Former St Vincent PM discusses Caricom benefits
The longest-serving Prime Minister of St Vincent and the Grenadines strongly encouraged Bermuda to become a full member of Caricom.
Ralph Gonsalves, who led the nation from 2001 to 2025, said countries in the Caribbean can’t tackle issues such as climate change, health or crime without working with each other and countries around the world.
He explained: “[All Caricom members] have a common history, our systems have evolved in particular ways, all of us speak European languages and there’s a geographic closeness to each of us — there are a lot of factors that predispose us to integration.”
Dr Gonsalves spoke during an episode of Caricom Conversations yesterday, hosted by Progressive Labour Party MP Christopher Famous.
He added that Caribbean countries will be “separate and inchoate” if they don’t channel shared experiences through institutions such as Caricom or the Organisation of Eastern Caribbean States.
Dr Gonsalves said Caribbean countries realised the need for “functional co-operation” when the multinational West Indies Federation collapsed in and Jamaica and Trinidad became independent from Britain, all which happened in 1962.

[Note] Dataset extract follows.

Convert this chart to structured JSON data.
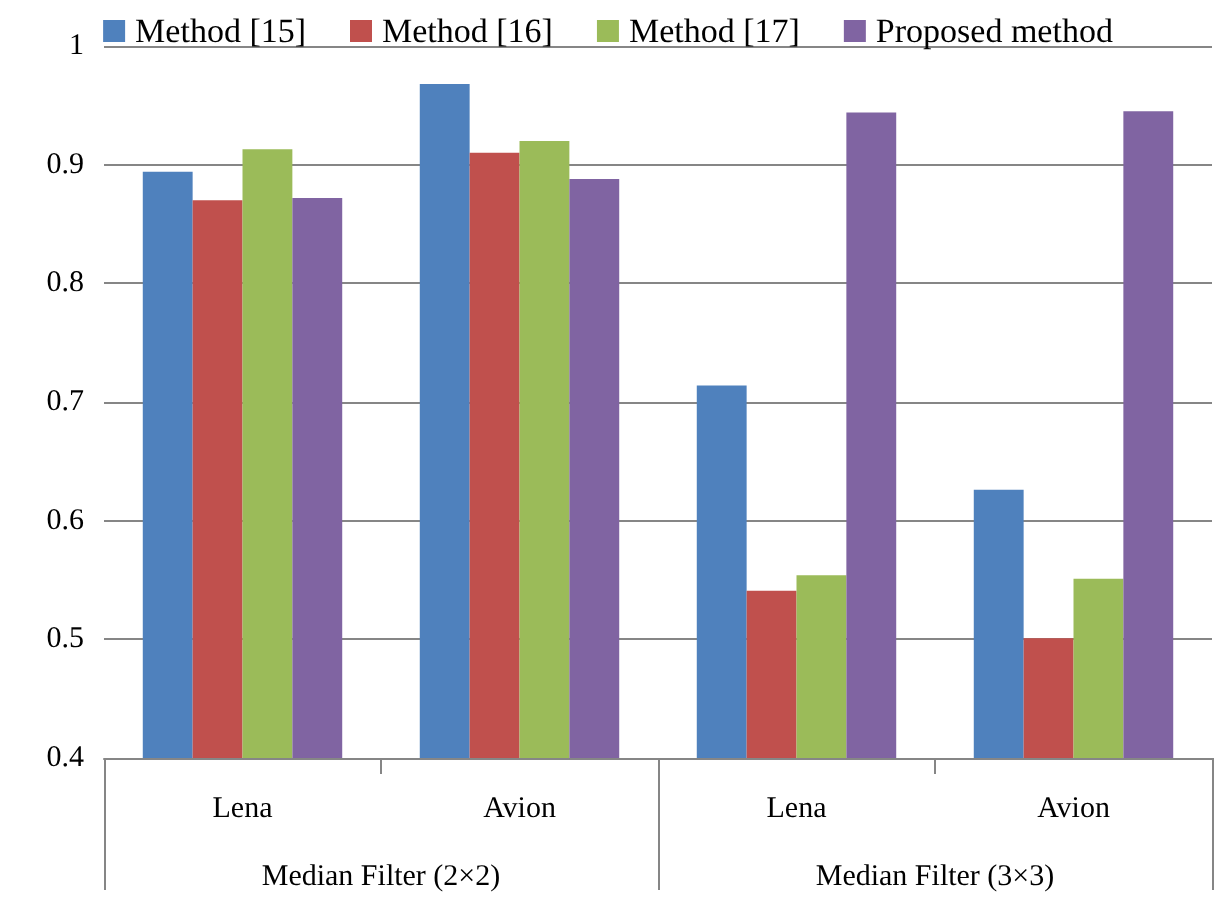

Bermuda is an associate Caricom member, but the Government published a Green Paper, The Story of Us, that outlined full membership and hosted three town halls on the topic.

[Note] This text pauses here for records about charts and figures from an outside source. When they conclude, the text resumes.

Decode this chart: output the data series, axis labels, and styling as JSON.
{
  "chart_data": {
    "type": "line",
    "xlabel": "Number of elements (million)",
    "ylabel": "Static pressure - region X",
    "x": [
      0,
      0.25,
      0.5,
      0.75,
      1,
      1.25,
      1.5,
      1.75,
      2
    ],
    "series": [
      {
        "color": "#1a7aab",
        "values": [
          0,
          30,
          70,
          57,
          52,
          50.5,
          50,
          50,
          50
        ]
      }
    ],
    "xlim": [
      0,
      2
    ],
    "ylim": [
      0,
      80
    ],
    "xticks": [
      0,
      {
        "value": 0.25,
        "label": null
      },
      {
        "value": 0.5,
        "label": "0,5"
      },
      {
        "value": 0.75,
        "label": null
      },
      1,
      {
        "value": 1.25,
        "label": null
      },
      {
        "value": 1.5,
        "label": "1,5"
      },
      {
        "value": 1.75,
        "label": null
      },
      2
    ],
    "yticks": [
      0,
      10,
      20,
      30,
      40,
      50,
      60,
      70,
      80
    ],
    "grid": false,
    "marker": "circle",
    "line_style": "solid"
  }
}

Dr Gonsalves said full Caricom membership could develop Bermuda’s financial regime.
He explained: “We are all interested in curbing money laundering and the financing of terrorism, but regulations can be made in such a manner to emasculate your financial services.
“You need support from other countries that may have a similar set of problems, even though those countries are not colonial territories, such as Barbados, Antigua, St Kitts & Nevis and the like.”

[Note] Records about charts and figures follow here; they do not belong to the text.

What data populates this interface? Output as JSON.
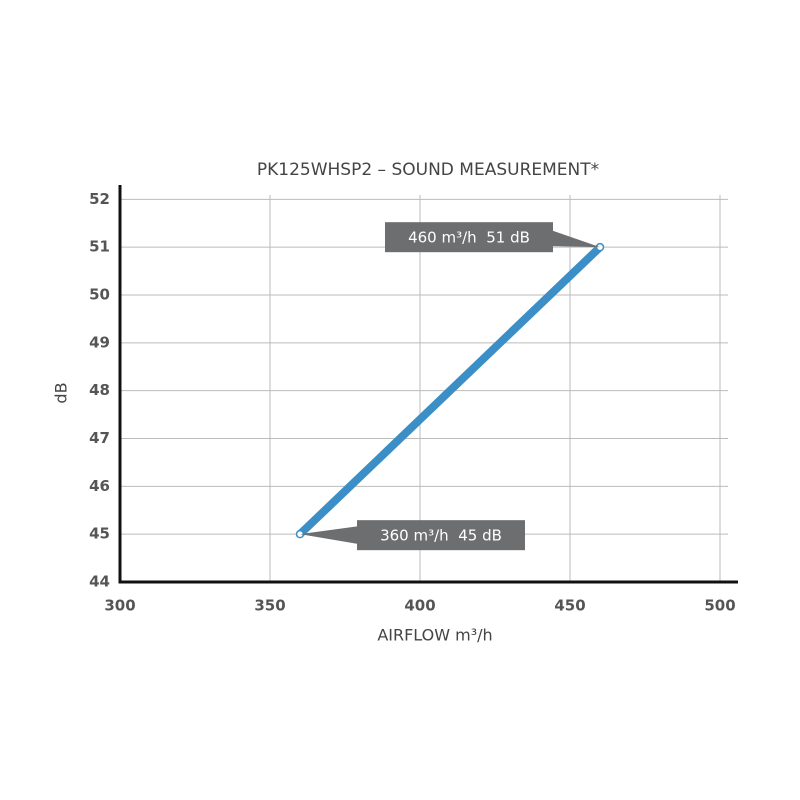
{
  "chart_data": {
    "type": "line",
    "title": "PK125WHSP2 – SOUND MEASUREMENT*",
    "x_label": "AIRFLOW m³/h",
    "y_label": "dB",
    "x": [
      360,
      460
    ],
    "series": [
      {
        "color": "#3b8fc6",
        "values": [
          45,
          51
        ],
        "value_labels": [
          "360 m³/h  45 dB",
          "460 m³/h  51 dB"
        ]
      }
    ],
    "xlim": [
      300,
      506
    ],
    "xticks": [
      300,
      350,
      400,
      450,
      500
    ],
    "ylim": [
      44,
      52.3
    ],
    "yticks": [
      44,
      45,
      46,
      47,
      48,
      49,
      50,
      51,
      52
    ],
    "grid": true
  }
}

He added that difficulties within Caricom countries are addressed through the Council of Ministers for Trade and Economic Development or the Caribbean Court of Justice, but cases in some member-states can still be appealed to the Privy Council in London.
Dr Gonsalves said: “We need to be further enabling our Caribbean civilisation and need to address, in functional, institutional and structural terms, as much integration as the political market in the respective countries can bear.”
He believes successive Bermudian governments have shown interest in deepening relationships with Caribbean countries and told Bermudians who may be opposed to full Caricom membership that “nothing but good” can come from engaging deeper with the organisation.
He said: “I’m genuinely hopeful to see, in addition to where Bermuda has reached in linking institutionally with Caricom and OECS, they can go even further in building that relationship.”